A definição de valor dada por Simon Blackburn no seu "Oxford Dictionary of Philosophy» é a seguinte:
«valor Reconhecer um certo aspecto das coisas como um valor consiste em tê-lo em conta na tomada de decisões ou, por outras palavras, em estar inclinado a usá-lo como um elemento a ter em consideração na escolha e na orientação que damos a nós próprios e aos outros. Os que vêem os valores como subjectivos consideram esta situação em termos de uma posição pessoal, adoptada como uma espécie de escolha e imune ao argumento racional (embora, muitas vezes, e curiosamente, merecedora de um certo tipo de respeito). Os que concebem os valores como algo objectivo supõem que, por alguma razão - exigências da racionalidade, da natureza humana, de Deus ou de outra autoridade - a escolha pode ser orientada e corrigida a partir de um ponto de vista independente » (Simon Blackburn, Dicionário de Filosofia, Gradiva, pag 450).
Esta definição peca por ser vaga. Se reconheço que não posso ultrapassar um automóvel naquela curva apertada numa lomba, sem visibilidade do lado de lá, será a curva da estrada um valor, uma vez que determina a minha escolha da atitude enquanto condutor do meu veículo? Ou a curva é um suporte objectivo do meu valor de circular a alta velocidade na estrada? "Valor é um aspecto das coisas que nos obriga a decidir"... eis uma pobre definição de valor, esta, de Blackburn.

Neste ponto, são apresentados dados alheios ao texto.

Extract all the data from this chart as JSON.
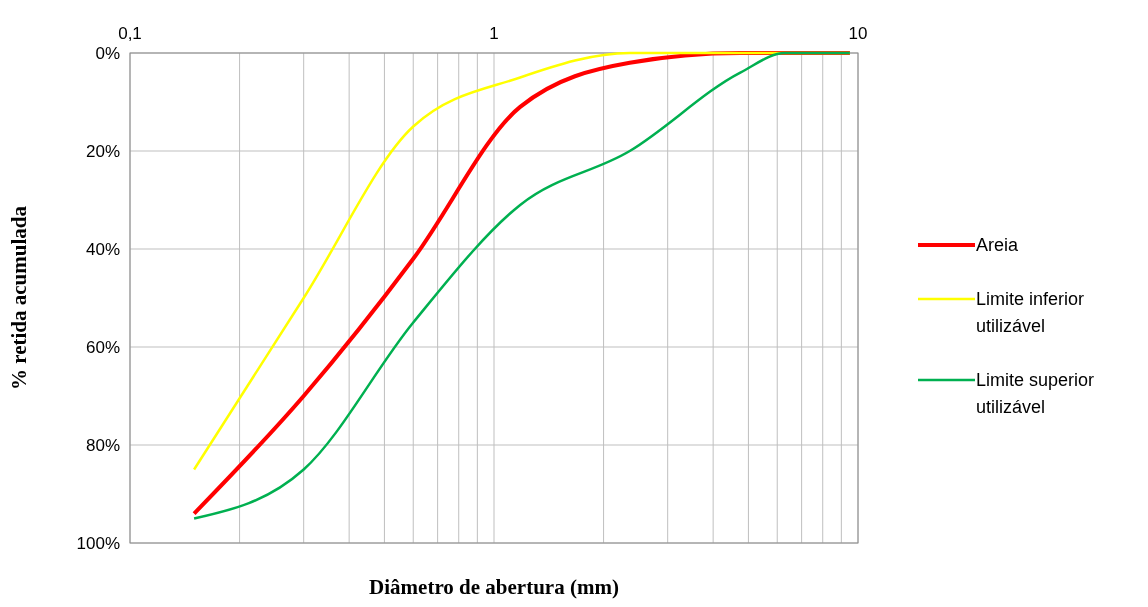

A meu ver, valor é uma qualidade ética, política, estética, científica, material, etc, que se compõe de uma ou duas dimensões: um "em si" e um "para nós". Cada valor possui ou gera um contra-valor diametralmente oposto formando uma bipolaridade axial, segundo a preferência de cada indivíduo ou comunidade. Assim, a beleza de um corpo é um valor em si e um valor para os que admiram e desejam esse corpo. O contra-valor do belo é o feio. O fio de cobre é um valor em si mesmo (um valor de bens, diria Max Scheler) e um valor para nós (o preço, a utilidade de que se reveste neste momento para as nossas casas e eletrodomésticos, etc).

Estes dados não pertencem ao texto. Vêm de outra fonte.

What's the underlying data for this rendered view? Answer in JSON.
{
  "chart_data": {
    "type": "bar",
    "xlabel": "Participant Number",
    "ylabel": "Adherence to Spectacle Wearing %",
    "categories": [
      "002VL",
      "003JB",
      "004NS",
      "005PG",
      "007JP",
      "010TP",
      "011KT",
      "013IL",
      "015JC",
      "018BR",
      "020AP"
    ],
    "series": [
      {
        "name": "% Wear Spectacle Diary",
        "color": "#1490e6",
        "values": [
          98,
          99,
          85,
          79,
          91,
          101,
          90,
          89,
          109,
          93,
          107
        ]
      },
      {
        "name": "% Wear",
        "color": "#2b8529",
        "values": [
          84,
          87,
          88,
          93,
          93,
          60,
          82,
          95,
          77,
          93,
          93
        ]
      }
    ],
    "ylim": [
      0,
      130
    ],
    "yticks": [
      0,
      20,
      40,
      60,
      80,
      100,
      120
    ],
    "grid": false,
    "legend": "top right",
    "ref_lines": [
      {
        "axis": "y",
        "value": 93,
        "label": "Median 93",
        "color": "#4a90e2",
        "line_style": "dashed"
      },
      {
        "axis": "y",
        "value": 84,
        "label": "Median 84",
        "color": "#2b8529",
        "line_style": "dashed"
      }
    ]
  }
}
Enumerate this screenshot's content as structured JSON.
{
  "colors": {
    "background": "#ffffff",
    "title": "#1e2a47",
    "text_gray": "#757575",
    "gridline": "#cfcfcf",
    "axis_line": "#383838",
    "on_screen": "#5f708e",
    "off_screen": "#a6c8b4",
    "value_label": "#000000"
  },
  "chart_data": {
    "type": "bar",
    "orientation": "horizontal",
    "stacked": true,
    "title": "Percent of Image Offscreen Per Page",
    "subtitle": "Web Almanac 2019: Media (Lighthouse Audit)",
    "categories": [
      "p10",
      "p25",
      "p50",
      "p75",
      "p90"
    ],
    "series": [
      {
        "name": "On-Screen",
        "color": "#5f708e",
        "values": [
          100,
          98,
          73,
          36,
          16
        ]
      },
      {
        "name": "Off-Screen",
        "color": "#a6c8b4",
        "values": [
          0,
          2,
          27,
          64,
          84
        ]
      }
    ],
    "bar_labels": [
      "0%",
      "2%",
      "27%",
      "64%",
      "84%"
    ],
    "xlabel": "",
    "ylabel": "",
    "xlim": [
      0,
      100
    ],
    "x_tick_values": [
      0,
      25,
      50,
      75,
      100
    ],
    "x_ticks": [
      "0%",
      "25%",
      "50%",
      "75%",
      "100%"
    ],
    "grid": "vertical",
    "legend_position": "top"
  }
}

Blackburn é intelectualmente muito pobre se comparado com Max Scheler, por exemplo. Há filósofos ditos não analíticos como Max Scheler que têm um poder de análise muito superior a filósofos analíticos como Simon Blackburn e outros. Fazem-nos sorrir aqueles que hoje se proclamam «analíticos» , como se esta palavra os salvaguardasse do erro, e revelam escassa capacidade de análise, isto é, miopia intelectual.
Scheler escreveu sobre os valores de forma muito mais clara e precisa do que Blackburn. Em matéria de clareza de pensamento, Scheler não fica abaixo de Marin Heidegger, talvez mesmo supere este. Cito algumas passagens de "Ética" do filósofo alemão falecido em 1928:
«Em primeiro lugar, cabe aqui o facto essencial de que todos os valores - éticos, estéticos, etc - se cindem em valores positivos e negativos (como pretendemos dizer por causa da simplicidade). Isso pertence à essência dos valores e é verdade independentemente do que nós possamos sentir exactamente as peculiares antíteses de valores (quer dizer, os valores positivos e negativos) como belo-feio, bom-mau, agradável-desagradável». (Max Scheler, Ética, Caparrós Editores, pag 145; o negrito é colocado por mim)

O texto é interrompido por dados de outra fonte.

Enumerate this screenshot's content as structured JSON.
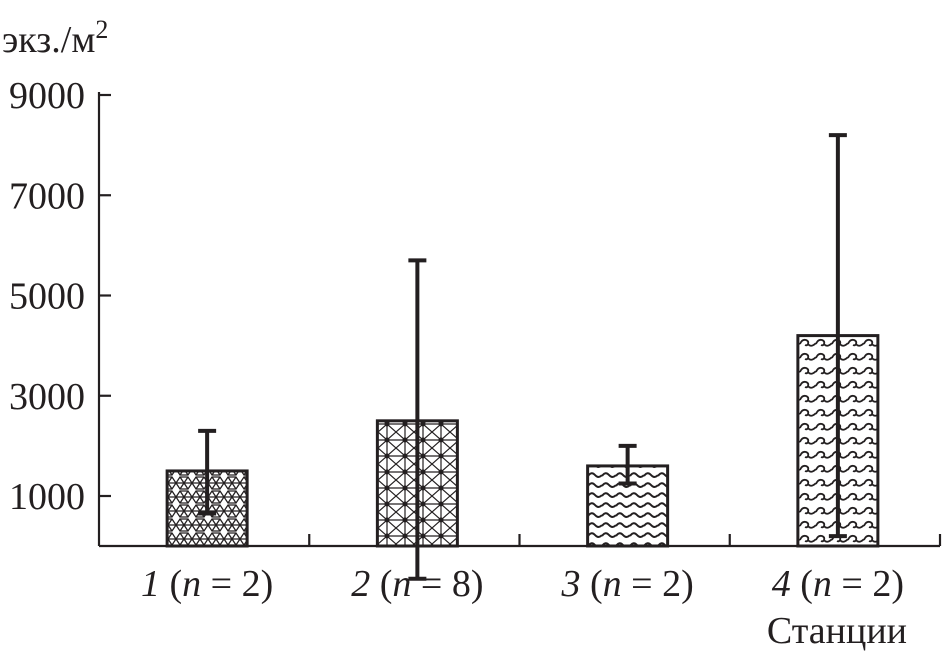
{
  "chart_data": {
    "type": "bar",
    "title": "",
    "ylabel": "экз./м",
    "ylabel_sup": "2",
    "xlabel": "Станции",
    "ylim": [
      0,
      9000
    ],
    "yticks": [
      1000,
      3000,
      5000,
      7000,
      9000
    ],
    "ytick_labels": [
      "1000",
      "3000",
      "5000",
      "7000",
      "9000"
    ],
    "categories": [
      {
        "num": "1",
        "pre": " (",
        "n": "n",
        "post": " = 2)"
      },
      {
        "num": "2",
        "pre": " (",
        "n": "n",
        "post": " = 8)"
      },
      {
        "num": "3",
        "pre": " (",
        "n": "n",
        "post": " = 2)"
      },
      {
        "num": "4",
        "pre": " (",
        "n": "n",
        "post": " = 2)"
      }
    ],
    "values": [
      1500,
      2500,
      1600,
      4200
    ],
    "error_low": [
      650,
      -650,
      1250,
      200
    ],
    "error_high": [
      2300,
      5700,
      2000,
      8200
    ],
    "patterns": [
      "hex-mesh",
      "triangle-mesh",
      "wave-small",
      "wave-large"
    ],
    "grid": false,
    "colors": {
      "ink": "#231f20",
      "background": "#ffffff"
    }
  }
}
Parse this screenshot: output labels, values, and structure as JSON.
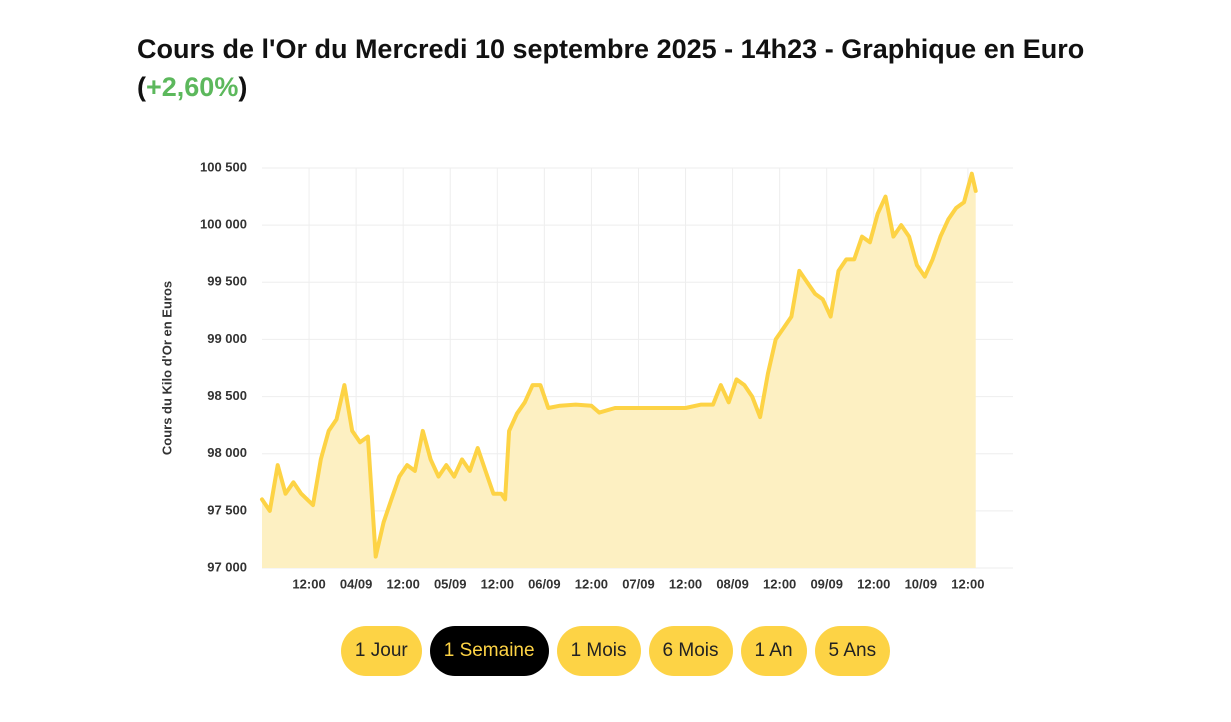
{
  "chart_data": {
    "type": "line",
    "title": "Cours de l'Or du Mercredi 10 septembre 2025 - 14h23 - Graphique en Euro",
    "change": {
      "open": "(",
      "value": "+2,60%",
      "close": ")"
    },
    "ylabel": "Cours du Kilo d'Or en Euros",
    "x": [
      "03/09 00:00",
      "03/09 02:00",
      "03/09 04:00",
      "03/09 06:00",
      "03/09 08:00",
      "03/09 10:00",
      "03/09 13:00",
      "03/09 15:00",
      "03/09 17:00",
      "03/09 19:00",
      "03/09 21:00",
      "03/09 23:00",
      "04/09 01:00",
      "04/09 03:00",
      "04/09 05:00",
      "04/09 07:00",
      "04/09 09:00",
      "04/09 11:00",
      "04/09 13:00",
      "04/09 15:00",
      "04/09 17:00",
      "04/09 19:00",
      "04/09 21:00",
      "04/09 23:00",
      "05/09 01:00",
      "05/09 03:00",
      "05/09 05:00",
      "05/09 07:00",
      "05/09 09:00",
      "05/09 11:00",
      "05/09 13:00",
      "05/09 14:00",
      "05/09 15:00",
      "05/09 17:00",
      "05/09 19:00",
      "05/09 21:00",
      "05/09 23:00",
      "06/09 01:00",
      "06/09 04:00",
      "06/09 08:00",
      "06/09 12:00",
      "06/09 14:00",
      "06/09 18:00",
      "07/09 00:00",
      "07/09 04:00",
      "07/09 08:00",
      "07/09 12:00",
      "07/09 16:00",
      "07/09 19:00",
      "07/09 21:00",
      "07/09 23:00",
      "08/09 01:00",
      "08/09 03:00",
      "08/09 05:00",
      "08/09 07:00",
      "08/09 09:00",
      "08/09 11:00",
      "08/09 13:00",
      "08/09 15:00",
      "08/09 17:00",
      "08/09 19:00",
      "08/09 21:00",
      "08/09 23:00",
      "09/09 01:00",
      "09/09 03:00",
      "09/09 05:00",
      "09/09 07:00",
      "09/09 09:00",
      "09/09 11:00",
      "09/09 13:00",
      "09/09 15:00",
      "09/09 17:00",
      "09/09 19:00",
      "09/09 21:00",
      "09/09 23:00",
      "10/09 01:00",
      "10/09 03:00",
      "10/09 05:00",
      "10/09 07:00",
      "10/09 09:00",
      "10/09 11:00",
      "10/09 13:00",
      "10/09 14:00"
    ],
    "series": [
      {
        "name": "Or",
        "color": "#fdd345",
        "fill": "#fdf0c2",
        "values": [
          97600,
          97500,
          97900,
          97650,
          97750,
          97650,
          97550,
          97950,
          98200,
          98300,
          98600,
          98200,
          98100,
          98150,
          97100,
          97400,
          97600,
          97800,
          97900,
          97850,
          98200,
          97950,
          97800,
          97900,
          97800,
          97950,
          97850,
          98050,
          97850,
          97650,
          97650,
          97600,
          98200,
          98350,
          98450,
          98600,
          98600,
          98400,
          98420,
          98430,
          98420,
          98360,
          98400,
          98400,
          98400,
          98400,
          98400,
          98430,
          98430,
          98600,
          98450,
          98650,
          98600,
          98500,
          98320,
          98700,
          99000,
          99100,
          99200,
          99600,
          99500,
          99400,
          99350,
          99200,
          99600,
          99700,
          99700,
          99900,
          99850,
          100100,
          100250,
          99900,
          100000,
          99900,
          99650,
          99550,
          99700,
          99900,
          100050,
          100150,
          100200,
          100450,
          100300
        ]
      }
    ],
    "xlim": [
      "03/09 00:00",
      "10/09 23:30"
    ],
    "xticks": [
      {
        "value": "03/09 12:00",
        "label": "12:00"
      },
      {
        "value": "04/09 00:00",
        "label": "04/09"
      },
      {
        "value": "04/09 12:00",
        "label": "12:00"
      },
      {
        "value": "05/09 00:00",
        "label": "05/09"
      },
      {
        "value": "05/09 12:00",
        "label": "12:00"
      },
      {
        "value": "06/09 00:00",
        "label": "06/09"
      },
      {
        "value": "06/09 12:00",
        "label": "12:00"
      },
      {
        "value": "07/09 00:00",
        "label": "07/09"
      },
      {
        "value": "07/09 12:00",
        "label": "12:00"
      },
      {
        "value": "08/09 00:00",
        "label": "08/09"
      },
      {
        "value": "08/09 12:00",
        "label": "12:00"
      },
      {
        "value": "09/09 00:00",
        "label": "09/09"
      },
      {
        "value": "09/09 12:00",
        "label": "12:00"
      },
      {
        "value": "10/09 00:00",
        "label": "10/09"
      },
      {
        "value": "10/09 12:00",
        "label": "12:00"
      }
    ],
    "ylim": [
      97000,
      100500
    ],
    "yticks": [
      {
        "value": 97000,
        "label": "97 000"
      },
      {
        "value": 97500,
        "label": "97 500"
      },
      {
        "value": 98000,
        "label": "98 000"
      },
      {
        "value": 98500,
        "label": "98 500"
      },
      {
        "value": 99000,
        "label": "99 000"
      },
      {
        "value": 99500,
        "label": "99 500"
      },
      {
        "value": 100000,
        "label": "100 000"
      },
      {
        "value": 100500,
        "label": "100 500"
      }
    ],
    "grid": true,
    "ranges": [
      "1 Jour",
      "1 Semaine",
      "1 Mois",
      "6 Mois",
      "1 An",
      "5 Ans"
    ],
    "active_range": 1
  }
}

«Por outro lado, tão pouco há-de afirmar-se que a "superioridade" de um valor "signifique" unicamente que é o valor "que foi preferido". Pois, ainda que a superioridade de um valor seja dada "no" preferir, sem embargo essa superioridade é uma relação inserida na essência dos próprios valores respectivos. Por isso é algo absolutamente invariável a "hierarquia dos valores", enquanto que, em princípio, as "regras de preferência" variam ainda na história (variação que é muito distinta da apreensão de novos valores).» (Scheler, ibid, pag 153; o negrito é posto por mim).
«A beleza de uma paisagem ou de um tipo humano e o embelezamento do meu olhar nessa beleza são vivências claramente distintas, das quais a primeira é a base da segunda. A beleza não é um influxo vivido que a paisagem (desprovida de valor) exerce, mas é a sua beleza que actua, e essa sua acção transforma-se na mudança de um estado sentimental.» (Scheler, ibid, pag 349).
Não será, talvez por acaso, que não se encontra traduzida em português em edição acessível ao grande público a «Ética - novo ensaio de fundamentação de um personalismo ético» de Max Scheler: é uma obra demasiado profunda para as cabeças superficiais de muitos doutorados em filosofia que povoam as nossas universidades, cada vez mais pobres em pensamento, à medida que multiplicam os mestrados e doutoramentos em filosofia que fazem sobreviver, economicamente, a instituição.